Входит Узоров с книжкой в руках.


Узоров (с воодушевлением читает).

«Да, скифы — мы! Да, азиаты — мы, —

С раскосыми и жадными очами!»

(Ласточкину.) Гриша, милый, ты послушай, какая складность, какие выражения! Вот Блок так Блок!

Ласточкин. Что это еще за такой Блок? Ты, товарищ Узоров, смотри на всякую писанину не поддавайся.

Узоров. Из Петрограда Культпросвет литературу в подарок прислал. Двести книжечек Александра Блока.

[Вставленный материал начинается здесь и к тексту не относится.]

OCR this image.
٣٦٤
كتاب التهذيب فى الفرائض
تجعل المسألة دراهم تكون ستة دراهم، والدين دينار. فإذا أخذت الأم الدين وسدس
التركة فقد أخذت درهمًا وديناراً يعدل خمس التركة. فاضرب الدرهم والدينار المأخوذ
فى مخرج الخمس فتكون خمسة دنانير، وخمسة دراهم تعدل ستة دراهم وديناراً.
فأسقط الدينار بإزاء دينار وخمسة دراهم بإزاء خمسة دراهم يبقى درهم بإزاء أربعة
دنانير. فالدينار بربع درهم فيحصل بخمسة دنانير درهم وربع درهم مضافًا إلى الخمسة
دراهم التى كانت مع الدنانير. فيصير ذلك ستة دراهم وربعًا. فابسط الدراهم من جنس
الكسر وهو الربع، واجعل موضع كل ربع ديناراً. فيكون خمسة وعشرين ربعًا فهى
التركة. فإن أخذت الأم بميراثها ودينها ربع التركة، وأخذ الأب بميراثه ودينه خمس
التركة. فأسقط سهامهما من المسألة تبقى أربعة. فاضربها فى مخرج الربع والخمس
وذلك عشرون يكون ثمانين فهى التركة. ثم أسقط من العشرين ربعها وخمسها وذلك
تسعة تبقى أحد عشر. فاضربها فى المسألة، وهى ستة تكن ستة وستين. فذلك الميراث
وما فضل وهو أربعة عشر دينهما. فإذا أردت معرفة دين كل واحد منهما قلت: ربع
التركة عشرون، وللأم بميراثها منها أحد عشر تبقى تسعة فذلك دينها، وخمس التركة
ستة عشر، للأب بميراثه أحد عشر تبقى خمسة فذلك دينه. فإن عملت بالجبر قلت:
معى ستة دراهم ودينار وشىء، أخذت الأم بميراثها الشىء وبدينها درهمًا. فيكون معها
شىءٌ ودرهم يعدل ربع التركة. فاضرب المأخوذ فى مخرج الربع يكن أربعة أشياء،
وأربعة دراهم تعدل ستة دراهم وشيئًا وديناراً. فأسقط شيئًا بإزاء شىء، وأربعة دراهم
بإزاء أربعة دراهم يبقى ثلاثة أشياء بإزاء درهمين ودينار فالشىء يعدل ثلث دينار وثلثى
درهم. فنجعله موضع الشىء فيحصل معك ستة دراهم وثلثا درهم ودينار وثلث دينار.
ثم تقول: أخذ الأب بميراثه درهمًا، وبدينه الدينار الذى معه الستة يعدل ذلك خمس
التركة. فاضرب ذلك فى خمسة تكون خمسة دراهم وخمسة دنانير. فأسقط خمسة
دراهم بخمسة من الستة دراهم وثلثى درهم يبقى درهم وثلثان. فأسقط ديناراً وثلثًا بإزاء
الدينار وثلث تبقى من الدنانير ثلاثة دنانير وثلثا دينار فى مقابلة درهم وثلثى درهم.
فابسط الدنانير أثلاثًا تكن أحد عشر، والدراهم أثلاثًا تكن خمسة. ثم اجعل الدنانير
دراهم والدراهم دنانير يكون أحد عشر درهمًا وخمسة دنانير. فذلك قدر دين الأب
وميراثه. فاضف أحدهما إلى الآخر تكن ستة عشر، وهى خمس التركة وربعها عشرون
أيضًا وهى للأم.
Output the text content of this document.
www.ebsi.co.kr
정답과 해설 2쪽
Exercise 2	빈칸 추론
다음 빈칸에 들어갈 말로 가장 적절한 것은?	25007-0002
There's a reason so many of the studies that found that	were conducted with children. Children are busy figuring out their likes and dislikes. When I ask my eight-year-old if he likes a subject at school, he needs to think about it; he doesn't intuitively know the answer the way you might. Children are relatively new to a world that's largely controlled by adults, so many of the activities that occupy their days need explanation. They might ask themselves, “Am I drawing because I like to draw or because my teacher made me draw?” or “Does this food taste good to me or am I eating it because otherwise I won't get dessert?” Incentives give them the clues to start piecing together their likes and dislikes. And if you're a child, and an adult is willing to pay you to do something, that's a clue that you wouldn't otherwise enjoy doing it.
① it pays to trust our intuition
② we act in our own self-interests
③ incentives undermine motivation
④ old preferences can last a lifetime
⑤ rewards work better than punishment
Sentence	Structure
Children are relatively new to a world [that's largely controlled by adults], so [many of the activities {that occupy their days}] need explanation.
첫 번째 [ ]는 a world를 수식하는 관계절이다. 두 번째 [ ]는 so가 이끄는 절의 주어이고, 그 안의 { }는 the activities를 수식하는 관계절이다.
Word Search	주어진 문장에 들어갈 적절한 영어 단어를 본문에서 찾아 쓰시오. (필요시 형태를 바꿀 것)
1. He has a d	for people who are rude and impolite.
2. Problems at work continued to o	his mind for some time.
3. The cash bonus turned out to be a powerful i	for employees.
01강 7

Ласточкин. Если из Петербурга, то валяй. Песни, что ли?

Узоров. Литература, говорю, пролетарская. Ты послушай сам…

«Мильоны вас. Нас — тьмы, и тьмы, и тьмы…».

А?.. Нас, ивановских, видишь?

«Попробуйте, сразитесь с нами!

Да, скифы — мы! Да, азиаты — мы, —

С раскосыми и жадными очами!»

Ласточкин. Ну и напрасно — «раскосыми очами». А то пускай… Стихи, конечно.


Подходят бойцы.


Узоров. Нет, вы дальше послушайте, ей-богу, про нас написано.

«Вы сотни лет глядели на Восток,

Копя и плавя наши перлы,

И вы, глумясь, считали только срок,

Когда наставить пушек жерла!

Вот — срок настал. Крылами бьет беда,

И каждый день обиды множит,

И день придет — не будет и следа

От ваших Пестумов[117], быть может!»

(Взволнованно остановился, обвел присутствующих взглядом.) Про наше время сказано. Только слова не домашние, стихотворные.

Ласточкин. А пестумы, это чьи же? Кто такие?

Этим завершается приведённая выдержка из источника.